El Legislativo tiene la obligación de conocer, ratificar, modificar o improbar la medida en un plazo establecido. El decreto debe especificar territorio, duración y derechos restringidos, además de publicarse oficialmente para conocimiento de la población.
El control parlamentario es clave para garantizar la justificación y evitar abusos en la aplicación de esta figura.
Derechos y garantías constitucionales afectados
Durante el estado de sitio, se pueden suspender derechos como la libertad de locomoción, la inviolabilidad de la correspondencia, el derecho de reunión y manifestación, y el porte de armas. Las fuerzas de seguridad pueden limitar el tránsito de personas, intervenir comunicaciones y disolver concentraciones públicas consideradas riesgosas.
El decreto debe indicar con claridad los derechos afectados y la población debe ser informada de las restricciones. Sin embargo, derechos fundamentales como el derecho a la vida y la protección contra la tortura no pueden ser suspendidos bajo ninguna circunstancia.

Ejemplos recientes de aplicación en Guatemala
En septiembre de 2019, el gobierno de Jimmy Morales decretó el estado de sitio en 22 municipios tras el asesinato de tres soldados y la presencia de grupos armados en Izabal.

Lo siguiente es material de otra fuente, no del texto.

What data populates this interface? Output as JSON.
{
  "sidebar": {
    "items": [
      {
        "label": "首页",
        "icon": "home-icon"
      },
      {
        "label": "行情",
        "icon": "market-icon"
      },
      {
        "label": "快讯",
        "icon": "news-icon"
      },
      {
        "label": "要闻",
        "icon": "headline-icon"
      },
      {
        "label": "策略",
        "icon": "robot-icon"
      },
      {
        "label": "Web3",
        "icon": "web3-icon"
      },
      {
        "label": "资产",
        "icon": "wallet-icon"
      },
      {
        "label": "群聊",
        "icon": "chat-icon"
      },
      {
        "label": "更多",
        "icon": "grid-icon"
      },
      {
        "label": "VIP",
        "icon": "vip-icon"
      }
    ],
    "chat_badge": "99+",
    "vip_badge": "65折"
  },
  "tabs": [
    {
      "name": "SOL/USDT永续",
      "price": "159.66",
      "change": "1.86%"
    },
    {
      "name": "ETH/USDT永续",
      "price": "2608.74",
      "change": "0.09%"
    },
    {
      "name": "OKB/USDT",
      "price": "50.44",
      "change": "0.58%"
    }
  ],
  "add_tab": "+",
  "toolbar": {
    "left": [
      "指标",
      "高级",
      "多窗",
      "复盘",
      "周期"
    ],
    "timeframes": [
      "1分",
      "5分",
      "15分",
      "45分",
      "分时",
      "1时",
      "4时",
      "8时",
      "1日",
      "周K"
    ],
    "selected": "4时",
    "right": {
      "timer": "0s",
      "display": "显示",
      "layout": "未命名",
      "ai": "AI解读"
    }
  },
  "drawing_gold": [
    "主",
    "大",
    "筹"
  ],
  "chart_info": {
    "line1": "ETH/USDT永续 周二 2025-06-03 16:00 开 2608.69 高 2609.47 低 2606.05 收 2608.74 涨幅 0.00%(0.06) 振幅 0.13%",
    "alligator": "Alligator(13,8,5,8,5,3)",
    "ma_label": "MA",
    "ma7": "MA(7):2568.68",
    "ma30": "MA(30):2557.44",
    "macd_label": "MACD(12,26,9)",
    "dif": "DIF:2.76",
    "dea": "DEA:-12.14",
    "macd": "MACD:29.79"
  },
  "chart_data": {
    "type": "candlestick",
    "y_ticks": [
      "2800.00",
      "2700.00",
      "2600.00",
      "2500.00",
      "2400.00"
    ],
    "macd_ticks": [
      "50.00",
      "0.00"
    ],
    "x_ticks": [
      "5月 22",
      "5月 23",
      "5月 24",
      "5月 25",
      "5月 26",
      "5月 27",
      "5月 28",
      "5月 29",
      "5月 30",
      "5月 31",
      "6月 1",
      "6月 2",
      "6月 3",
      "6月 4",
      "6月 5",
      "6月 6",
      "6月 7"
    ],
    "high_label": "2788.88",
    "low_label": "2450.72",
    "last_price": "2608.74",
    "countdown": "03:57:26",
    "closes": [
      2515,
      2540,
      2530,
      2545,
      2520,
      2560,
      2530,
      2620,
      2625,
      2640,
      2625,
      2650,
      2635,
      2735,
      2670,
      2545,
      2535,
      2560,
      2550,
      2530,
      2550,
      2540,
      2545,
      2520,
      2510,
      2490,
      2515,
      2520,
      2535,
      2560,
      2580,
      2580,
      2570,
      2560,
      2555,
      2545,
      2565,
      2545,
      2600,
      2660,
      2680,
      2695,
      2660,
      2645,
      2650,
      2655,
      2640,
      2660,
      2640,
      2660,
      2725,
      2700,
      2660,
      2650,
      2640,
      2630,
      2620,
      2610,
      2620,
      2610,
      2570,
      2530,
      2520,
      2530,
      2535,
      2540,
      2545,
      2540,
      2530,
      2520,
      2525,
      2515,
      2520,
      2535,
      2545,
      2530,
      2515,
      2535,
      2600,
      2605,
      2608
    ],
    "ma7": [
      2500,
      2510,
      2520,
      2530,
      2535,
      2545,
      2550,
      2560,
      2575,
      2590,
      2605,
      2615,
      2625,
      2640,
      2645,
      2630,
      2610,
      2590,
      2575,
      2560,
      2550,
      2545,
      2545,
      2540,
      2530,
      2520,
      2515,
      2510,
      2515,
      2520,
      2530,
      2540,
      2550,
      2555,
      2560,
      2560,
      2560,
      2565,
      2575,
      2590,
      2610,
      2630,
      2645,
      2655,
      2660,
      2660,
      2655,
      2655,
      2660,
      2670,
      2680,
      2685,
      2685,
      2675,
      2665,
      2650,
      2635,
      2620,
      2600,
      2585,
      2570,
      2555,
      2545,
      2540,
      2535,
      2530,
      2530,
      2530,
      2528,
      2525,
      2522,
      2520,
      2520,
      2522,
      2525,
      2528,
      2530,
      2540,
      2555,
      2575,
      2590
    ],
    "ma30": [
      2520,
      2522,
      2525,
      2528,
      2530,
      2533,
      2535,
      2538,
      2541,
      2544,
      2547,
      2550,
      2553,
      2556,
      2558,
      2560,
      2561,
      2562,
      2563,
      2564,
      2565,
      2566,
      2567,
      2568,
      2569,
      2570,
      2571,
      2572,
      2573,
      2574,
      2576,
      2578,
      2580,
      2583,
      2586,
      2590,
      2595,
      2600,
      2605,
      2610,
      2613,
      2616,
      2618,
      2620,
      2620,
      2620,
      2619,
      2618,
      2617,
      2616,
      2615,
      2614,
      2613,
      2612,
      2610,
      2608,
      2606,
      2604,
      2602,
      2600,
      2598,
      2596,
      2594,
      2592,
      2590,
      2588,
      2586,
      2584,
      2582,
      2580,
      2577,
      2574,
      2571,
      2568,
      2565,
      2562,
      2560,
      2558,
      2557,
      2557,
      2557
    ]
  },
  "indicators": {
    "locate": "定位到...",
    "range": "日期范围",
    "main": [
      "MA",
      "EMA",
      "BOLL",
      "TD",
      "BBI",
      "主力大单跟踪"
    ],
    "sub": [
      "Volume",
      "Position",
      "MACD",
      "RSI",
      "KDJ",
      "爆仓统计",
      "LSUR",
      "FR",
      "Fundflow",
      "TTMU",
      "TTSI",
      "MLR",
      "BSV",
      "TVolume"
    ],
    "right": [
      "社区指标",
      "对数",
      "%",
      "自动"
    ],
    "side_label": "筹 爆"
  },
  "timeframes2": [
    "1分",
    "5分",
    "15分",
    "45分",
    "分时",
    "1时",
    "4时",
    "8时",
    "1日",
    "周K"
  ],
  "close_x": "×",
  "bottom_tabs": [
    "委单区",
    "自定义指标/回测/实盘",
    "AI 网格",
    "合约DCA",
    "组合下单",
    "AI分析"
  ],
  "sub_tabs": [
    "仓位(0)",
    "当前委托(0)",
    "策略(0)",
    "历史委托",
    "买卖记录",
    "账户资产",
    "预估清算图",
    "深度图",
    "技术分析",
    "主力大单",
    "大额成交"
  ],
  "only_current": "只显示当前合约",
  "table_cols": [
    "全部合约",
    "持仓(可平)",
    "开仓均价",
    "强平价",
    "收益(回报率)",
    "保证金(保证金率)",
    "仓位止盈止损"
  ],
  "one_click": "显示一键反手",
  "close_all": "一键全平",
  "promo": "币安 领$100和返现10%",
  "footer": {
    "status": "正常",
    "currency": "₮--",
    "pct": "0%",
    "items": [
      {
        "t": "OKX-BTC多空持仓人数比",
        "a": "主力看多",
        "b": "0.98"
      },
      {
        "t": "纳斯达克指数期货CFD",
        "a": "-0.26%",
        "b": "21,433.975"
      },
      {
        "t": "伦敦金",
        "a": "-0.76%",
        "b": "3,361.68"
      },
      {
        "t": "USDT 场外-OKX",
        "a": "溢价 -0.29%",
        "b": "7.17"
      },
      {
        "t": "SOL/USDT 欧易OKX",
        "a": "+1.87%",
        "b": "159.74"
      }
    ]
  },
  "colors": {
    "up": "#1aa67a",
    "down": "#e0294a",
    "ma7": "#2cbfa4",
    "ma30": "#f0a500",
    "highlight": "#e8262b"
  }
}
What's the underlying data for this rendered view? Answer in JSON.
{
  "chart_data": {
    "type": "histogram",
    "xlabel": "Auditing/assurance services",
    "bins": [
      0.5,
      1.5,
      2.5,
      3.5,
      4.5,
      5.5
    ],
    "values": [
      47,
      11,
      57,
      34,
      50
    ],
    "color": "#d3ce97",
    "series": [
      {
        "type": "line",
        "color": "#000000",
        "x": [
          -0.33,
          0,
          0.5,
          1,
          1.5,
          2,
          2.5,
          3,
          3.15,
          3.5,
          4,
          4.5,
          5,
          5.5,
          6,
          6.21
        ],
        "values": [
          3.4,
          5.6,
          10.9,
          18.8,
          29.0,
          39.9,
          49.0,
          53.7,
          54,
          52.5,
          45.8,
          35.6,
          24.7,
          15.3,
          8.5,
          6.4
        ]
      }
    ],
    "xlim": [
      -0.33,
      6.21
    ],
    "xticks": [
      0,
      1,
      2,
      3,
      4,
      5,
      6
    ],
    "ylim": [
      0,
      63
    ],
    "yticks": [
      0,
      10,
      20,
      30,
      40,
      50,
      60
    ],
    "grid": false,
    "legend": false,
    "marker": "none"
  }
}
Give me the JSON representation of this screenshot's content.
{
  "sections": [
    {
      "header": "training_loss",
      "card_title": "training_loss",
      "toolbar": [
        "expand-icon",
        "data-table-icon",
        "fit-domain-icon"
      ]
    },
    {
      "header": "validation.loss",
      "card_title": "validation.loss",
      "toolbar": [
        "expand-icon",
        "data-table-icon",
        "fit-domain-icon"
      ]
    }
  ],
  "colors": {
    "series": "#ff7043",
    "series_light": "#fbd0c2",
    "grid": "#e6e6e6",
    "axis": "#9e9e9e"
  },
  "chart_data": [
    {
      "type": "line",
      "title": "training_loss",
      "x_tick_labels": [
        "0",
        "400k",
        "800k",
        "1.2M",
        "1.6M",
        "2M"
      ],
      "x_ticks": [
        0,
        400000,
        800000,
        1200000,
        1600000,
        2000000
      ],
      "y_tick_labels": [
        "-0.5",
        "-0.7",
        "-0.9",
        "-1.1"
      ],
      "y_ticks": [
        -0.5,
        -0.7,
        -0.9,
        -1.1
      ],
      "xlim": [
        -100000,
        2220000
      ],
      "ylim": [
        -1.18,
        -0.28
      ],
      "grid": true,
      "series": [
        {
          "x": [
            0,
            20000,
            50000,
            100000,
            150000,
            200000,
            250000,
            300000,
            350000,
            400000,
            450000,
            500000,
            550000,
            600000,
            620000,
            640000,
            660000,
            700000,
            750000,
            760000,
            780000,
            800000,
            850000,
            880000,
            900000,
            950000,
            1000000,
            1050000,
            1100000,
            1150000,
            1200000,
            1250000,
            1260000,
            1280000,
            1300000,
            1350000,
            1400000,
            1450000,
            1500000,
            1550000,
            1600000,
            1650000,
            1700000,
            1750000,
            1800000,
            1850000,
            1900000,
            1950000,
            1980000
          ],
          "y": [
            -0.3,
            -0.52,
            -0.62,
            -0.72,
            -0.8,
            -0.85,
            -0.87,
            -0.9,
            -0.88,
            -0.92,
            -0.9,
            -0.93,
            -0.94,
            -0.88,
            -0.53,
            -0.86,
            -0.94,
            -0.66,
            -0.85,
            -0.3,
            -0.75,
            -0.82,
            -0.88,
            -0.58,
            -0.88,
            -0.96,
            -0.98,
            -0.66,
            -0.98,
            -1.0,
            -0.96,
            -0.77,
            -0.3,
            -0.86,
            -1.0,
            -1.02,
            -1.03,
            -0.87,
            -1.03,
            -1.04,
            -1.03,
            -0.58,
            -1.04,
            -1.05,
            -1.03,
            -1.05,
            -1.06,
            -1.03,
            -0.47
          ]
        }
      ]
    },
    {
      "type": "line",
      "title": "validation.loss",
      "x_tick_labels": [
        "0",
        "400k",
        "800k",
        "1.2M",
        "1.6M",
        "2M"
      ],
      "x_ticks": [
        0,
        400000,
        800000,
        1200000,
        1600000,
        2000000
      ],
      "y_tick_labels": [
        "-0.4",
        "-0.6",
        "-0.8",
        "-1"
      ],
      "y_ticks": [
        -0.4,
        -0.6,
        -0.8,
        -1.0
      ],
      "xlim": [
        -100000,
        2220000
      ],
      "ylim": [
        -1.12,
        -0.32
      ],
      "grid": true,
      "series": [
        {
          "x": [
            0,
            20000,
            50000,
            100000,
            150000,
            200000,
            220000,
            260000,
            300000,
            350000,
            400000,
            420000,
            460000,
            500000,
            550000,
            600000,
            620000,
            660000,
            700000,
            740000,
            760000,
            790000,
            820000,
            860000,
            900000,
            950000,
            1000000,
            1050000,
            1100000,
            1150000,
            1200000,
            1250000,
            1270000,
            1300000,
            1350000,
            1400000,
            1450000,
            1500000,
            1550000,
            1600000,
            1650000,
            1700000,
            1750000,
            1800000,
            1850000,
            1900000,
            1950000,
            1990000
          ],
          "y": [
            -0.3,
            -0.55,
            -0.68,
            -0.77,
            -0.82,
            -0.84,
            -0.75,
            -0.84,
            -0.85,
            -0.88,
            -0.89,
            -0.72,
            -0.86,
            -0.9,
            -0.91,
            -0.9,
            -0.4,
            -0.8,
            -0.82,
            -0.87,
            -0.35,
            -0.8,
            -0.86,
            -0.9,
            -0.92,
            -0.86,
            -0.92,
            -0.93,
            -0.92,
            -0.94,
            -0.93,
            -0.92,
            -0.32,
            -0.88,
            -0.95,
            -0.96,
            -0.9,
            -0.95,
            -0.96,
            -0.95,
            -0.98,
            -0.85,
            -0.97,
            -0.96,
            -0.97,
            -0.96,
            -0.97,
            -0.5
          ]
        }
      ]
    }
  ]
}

En agosto de 2021, el ejecutivo de Alejandro Giammattei aplicó la medida en el municipio de Sololá por enfrentamientos violentos entre comunidades, con el objetivo de restablecer el orden y proteger a la población.
En septiembre de 2019 y agosto de 2021, el estado de sitio se utilizó como respuesta a hechos de violencia armada y conflictos sociales, según las autoridades guatemaltecas.